A few hours ago, i was catching my breath because of crying to darn hard. He left as usual,what is new about that. But then again, what was new with me? I was still the same "pity-me" girl. I guess i was to sorry for myself, and i can't help myself to improve on the parts that i lack on. I should have not given dubi a hard time, i should have just moved my butt from my seat to get it over it. I should have just kept my mouth shut, i know he is not the most patient guy in the world.

I feel fat. Not because i feel like it, people tell me that too. I look at myself at the mirror, i see this fat spot on my neck. *sheesh*, BIG FAT AREA at the belly. My arms and shoulders are WAAAAAAAAAY bigger than before. I don't want to be crazy thin, i just want to be fit. I want people to see me healthy with flat tummy and normal looking neck , arms and shoulders. Not that i don't feel normal with how i look now, but i don't like the bone aching, head aching things in my body. I need to eat right and less, do exercise and keep a healthier relationship with everyone in life.

With the "eat less and right", that is a big problem. I should start telling myself not to eat when im emotional. It is soooo wrong. Maybe better choice of foods and eating less rice than usual may help a bit.

With the "do exercise", its hard. I am usualy too tired of doing it. Biking is my favorite form of exercise. It is accesible. Unlike my other fave form of exercise that is waaaaay hard to have, swimming, because you need a pool for that. But alas, as if fate was against me, the bike got broken in some way. *shoot*. Im not a fan of walking, since the weather is hot and there is no good view of walking. With the Hip Hop abs? Too shy to do work out with people here. ^__^"

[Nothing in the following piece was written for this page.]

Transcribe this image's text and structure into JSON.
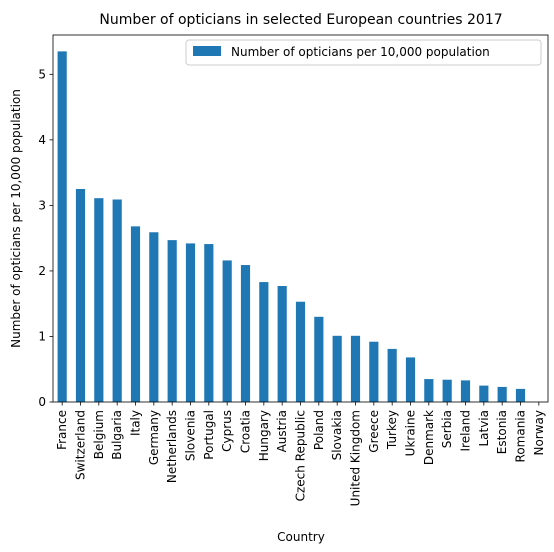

Bout the relationship shit. I feel bad sometimes. I hate nagging, it is tiring. I feel like im mom. *sheesh* But can i help it? When your partner is much worse than you? That you feel like its your responsibility to do stuff for the better of others' lives? Welcome to my world. Dubi does have a good side too. He is helpful and very generous. He is nice and sweet and very loving. But everyone has a bad side. He has short patience, and WILL hit if VERY pissed. But he is understanding (if he wants to). The thing i have to do? Be more understanding, be more patient and treat him nicer when im pissed.

For Morgan's expense, i love taking care of her. So i need a good peaceful mind so that i won't get pissed when she gets too active. I want her to be like her dad, and a little of myself which includes the reading thing, the smarts thing, and the singing thing, the rest she can have her dad's. hehe

I need to start understanding and loving myself before i start understanding and loving others.
In the next few years, i might start to study again. And hopefully start working and earning money for the welfare of my own little family.